Would be cool to have a more complete historical listing of the speed records on this Peak, since it is one of the 7 summits

A fine idea Jason ... however don't think any of us can squeeze that in ... it would be a good project for you (or anyone)?  Just post it in the Comments - would be appreciated by all!

This is a super cursory list just from internet searches, but also point out that the rules for an FKT that " At least 50% of time must be running and/or hiking, vs. other sports." is problematic for this kind of route, because it means that Killian's 2014 record and Ed Warren's 2013 record don't count as "FKT's" since they skiied most of it.

Killian Jornet - Ascent 9:45 Round trip -11:45 - 2014 (Went up & down Rescue Gully, Used skis on both ascent & descent)

Ed Warren - Ascent 12:30? Round trip - 16:46 - 2013  ( - used skis)

Chad Kellog - Ascent -14:22 Round trip - 23:55 - 2003…

Alex Lowe - Ascent 18:30? 1995 (Maybe didn't summit?…)

Anatoly Boukareev - 10:30 Airstrip to summit Round trip - Under 24hrs - 1990 -

Galen Rowell & Ned Gillette - One day? - 1978


It doesn't look like I can go back and edit a post, but it should read:

Anatoli Boukreev - 10:30 etc..

Hey I talked to ranger Mark Westman regarding Anatoli's effort. His take: 

I’m not sure, but I believe they mean from the base of the west rib in the northeast fork to the summit. Boukreev was an animal and I think it would totally have been possible for him to do that in 1990. Like I said not 100% sure but that would be my guess, that the clock started at the foot of the route

I just find it unlikely that he climbed the route, from the airstrip/basecamp, to the summit via the West Rib in that time. I think it's possible, but that's a very modern time and would only be executed in perfect conditions. 

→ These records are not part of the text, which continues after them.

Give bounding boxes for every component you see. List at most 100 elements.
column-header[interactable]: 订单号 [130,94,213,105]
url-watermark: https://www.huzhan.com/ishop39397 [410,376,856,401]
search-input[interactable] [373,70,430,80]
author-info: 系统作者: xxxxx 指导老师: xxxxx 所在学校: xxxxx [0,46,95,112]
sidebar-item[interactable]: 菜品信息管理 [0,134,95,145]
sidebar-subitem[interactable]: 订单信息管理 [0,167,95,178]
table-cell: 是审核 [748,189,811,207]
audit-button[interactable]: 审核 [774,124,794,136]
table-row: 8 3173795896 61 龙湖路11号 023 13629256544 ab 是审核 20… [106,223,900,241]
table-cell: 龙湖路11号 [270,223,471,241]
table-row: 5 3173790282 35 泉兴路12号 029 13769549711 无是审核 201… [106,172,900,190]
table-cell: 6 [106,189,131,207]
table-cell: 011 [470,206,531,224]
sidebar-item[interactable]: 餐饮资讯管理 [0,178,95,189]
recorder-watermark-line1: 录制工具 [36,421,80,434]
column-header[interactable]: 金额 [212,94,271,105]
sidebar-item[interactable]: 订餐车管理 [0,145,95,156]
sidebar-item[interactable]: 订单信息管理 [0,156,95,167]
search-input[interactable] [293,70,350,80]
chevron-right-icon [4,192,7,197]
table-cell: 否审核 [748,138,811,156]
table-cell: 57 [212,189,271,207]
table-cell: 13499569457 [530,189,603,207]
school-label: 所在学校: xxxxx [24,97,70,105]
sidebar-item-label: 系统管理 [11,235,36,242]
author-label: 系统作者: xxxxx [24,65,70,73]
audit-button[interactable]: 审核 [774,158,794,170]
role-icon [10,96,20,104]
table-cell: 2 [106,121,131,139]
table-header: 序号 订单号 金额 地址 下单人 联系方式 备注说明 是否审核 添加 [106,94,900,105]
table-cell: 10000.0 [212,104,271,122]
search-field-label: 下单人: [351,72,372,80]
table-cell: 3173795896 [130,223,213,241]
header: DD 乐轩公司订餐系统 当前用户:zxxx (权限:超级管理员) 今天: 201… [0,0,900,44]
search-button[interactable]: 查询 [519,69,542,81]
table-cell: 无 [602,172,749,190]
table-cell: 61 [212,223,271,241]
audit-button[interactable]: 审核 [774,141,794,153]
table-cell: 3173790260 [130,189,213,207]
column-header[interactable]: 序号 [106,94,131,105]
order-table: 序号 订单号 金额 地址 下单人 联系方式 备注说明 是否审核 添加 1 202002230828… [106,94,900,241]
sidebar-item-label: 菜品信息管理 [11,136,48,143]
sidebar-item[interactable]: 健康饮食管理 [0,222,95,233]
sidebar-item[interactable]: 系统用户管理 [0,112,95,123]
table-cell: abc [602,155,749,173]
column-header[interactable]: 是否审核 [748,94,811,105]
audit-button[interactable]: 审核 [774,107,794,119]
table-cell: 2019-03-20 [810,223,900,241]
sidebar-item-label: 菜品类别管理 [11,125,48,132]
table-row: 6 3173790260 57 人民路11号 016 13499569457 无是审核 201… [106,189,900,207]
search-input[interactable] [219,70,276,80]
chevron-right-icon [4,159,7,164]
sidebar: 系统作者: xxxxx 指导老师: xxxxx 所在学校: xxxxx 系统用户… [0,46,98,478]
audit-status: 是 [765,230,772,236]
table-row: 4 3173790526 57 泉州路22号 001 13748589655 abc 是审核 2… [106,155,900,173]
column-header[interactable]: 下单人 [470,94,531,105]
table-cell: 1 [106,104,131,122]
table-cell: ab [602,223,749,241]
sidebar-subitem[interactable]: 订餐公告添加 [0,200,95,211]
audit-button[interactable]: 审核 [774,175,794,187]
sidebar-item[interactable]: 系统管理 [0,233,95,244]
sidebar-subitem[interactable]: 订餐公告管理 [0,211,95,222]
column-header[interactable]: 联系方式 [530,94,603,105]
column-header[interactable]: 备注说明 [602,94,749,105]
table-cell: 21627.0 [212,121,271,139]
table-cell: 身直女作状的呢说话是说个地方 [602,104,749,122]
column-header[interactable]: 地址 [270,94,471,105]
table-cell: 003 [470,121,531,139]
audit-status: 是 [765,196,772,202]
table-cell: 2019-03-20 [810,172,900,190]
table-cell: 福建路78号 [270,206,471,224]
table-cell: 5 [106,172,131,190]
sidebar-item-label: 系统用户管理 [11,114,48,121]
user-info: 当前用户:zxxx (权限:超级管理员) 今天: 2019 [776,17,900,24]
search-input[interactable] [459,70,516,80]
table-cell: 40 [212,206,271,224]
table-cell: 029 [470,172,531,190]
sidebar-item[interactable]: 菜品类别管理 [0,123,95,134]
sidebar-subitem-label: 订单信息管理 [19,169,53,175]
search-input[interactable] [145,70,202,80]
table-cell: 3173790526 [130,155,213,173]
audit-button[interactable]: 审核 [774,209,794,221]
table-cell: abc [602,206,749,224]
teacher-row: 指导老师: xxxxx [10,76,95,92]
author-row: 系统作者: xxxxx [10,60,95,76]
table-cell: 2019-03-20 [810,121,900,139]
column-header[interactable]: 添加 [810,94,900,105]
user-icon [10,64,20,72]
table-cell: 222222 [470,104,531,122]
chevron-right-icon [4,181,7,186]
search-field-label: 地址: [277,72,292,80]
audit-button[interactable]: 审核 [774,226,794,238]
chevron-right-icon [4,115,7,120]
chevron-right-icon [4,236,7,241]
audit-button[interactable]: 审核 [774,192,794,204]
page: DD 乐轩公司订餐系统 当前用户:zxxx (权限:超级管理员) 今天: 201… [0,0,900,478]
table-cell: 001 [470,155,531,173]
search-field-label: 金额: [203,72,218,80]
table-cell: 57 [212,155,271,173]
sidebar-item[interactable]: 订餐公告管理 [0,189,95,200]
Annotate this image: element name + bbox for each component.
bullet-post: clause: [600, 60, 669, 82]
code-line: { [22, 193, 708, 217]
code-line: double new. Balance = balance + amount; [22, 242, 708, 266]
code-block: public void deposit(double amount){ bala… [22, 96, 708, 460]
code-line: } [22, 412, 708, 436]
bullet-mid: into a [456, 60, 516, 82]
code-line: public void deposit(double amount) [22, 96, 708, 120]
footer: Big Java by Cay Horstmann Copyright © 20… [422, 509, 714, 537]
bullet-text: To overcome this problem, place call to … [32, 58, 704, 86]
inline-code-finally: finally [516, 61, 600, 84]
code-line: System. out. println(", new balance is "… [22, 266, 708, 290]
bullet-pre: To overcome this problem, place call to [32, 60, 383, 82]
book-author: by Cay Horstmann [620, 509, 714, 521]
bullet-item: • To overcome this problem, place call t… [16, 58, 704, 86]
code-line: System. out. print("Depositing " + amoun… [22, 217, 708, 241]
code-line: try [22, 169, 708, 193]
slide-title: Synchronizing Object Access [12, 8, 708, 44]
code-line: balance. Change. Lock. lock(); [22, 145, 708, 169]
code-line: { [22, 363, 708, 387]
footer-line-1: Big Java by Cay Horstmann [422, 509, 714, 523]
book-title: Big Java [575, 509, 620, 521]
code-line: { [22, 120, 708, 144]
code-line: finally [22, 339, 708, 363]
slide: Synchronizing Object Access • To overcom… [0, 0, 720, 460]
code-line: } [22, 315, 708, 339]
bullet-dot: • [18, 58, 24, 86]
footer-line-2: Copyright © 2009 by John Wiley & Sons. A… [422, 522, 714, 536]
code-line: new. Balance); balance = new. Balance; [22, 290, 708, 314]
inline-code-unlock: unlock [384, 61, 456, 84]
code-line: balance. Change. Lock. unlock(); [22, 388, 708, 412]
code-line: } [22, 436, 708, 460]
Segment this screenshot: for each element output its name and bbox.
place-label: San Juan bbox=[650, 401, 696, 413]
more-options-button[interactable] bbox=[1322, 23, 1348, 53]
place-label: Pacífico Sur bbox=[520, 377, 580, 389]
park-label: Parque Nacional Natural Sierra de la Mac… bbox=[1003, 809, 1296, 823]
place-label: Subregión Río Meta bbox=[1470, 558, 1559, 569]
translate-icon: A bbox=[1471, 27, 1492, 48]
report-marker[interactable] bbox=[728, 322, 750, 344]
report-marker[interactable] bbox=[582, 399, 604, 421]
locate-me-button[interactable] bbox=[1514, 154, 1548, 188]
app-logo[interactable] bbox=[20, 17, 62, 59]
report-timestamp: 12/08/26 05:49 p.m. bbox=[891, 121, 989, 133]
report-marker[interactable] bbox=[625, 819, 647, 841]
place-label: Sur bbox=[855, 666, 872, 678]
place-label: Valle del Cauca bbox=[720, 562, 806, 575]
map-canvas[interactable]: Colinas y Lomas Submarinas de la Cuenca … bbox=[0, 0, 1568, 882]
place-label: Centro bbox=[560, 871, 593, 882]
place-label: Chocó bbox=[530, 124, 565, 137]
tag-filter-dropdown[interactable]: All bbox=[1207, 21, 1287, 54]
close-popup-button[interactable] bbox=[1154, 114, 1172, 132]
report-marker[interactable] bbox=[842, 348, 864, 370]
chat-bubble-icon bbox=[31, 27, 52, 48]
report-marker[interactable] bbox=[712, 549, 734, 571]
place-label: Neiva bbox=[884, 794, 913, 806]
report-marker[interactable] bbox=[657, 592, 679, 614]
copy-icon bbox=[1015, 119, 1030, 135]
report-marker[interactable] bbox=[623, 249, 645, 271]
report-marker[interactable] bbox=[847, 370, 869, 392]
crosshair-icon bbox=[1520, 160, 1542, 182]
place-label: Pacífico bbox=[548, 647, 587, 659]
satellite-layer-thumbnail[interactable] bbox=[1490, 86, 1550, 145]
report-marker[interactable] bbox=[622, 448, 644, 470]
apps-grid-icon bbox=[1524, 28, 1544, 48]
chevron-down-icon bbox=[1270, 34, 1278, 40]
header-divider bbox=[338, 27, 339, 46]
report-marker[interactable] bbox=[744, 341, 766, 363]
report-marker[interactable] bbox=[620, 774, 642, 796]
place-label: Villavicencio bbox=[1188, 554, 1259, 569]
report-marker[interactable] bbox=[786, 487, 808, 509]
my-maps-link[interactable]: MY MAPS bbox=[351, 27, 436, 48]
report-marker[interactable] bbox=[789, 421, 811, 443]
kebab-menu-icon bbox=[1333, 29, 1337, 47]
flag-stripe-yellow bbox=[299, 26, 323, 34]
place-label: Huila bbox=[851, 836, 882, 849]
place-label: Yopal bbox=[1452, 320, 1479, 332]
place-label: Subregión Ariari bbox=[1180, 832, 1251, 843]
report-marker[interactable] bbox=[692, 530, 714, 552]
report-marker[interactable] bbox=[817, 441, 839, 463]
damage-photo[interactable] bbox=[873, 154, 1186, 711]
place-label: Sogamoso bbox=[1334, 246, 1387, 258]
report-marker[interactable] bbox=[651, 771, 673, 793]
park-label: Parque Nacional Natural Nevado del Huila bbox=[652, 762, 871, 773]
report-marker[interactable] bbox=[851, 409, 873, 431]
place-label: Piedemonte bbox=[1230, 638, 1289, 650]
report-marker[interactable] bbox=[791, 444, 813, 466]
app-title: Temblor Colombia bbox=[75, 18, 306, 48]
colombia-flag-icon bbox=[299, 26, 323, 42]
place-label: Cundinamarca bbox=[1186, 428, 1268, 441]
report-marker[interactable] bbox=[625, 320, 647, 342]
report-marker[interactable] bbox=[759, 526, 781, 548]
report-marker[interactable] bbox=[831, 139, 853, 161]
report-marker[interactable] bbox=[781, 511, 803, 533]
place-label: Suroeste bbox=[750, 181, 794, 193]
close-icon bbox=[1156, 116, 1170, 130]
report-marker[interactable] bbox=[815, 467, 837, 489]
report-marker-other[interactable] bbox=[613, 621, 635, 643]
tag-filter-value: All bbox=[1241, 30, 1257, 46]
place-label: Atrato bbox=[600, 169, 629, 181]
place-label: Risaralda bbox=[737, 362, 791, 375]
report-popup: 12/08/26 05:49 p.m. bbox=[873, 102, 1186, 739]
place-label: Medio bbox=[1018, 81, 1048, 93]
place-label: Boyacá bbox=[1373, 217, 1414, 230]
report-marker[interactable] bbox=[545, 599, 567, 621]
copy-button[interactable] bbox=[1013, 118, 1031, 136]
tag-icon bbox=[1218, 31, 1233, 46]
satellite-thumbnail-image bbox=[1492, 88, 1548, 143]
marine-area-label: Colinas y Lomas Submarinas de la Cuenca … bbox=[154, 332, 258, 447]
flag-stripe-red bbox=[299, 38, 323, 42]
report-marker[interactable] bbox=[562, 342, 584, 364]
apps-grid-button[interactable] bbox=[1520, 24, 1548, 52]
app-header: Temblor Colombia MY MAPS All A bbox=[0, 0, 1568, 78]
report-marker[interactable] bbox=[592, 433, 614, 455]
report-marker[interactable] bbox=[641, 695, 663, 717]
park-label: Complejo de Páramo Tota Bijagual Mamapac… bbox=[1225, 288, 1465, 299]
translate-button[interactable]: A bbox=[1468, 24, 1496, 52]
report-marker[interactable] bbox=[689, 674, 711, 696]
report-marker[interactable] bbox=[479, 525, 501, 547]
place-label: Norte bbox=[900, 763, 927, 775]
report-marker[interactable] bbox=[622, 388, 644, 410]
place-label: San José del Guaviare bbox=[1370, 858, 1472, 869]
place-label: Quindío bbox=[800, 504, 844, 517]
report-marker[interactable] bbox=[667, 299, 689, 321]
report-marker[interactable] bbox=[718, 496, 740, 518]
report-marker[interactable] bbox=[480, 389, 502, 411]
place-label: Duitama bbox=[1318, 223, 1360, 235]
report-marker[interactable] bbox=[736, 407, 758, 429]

These speed records blow my mind. While I did have a relatively tight window to pull off my Death Valley to Denali Low to High, It still took me and my climbing team 11 days to summit Denali from Basecamp after walking in from Talkeetna after riding up from Badwater.  These speed records on a mountain like Denali seem super sketchy to me given how quick weather moves in on the mountain.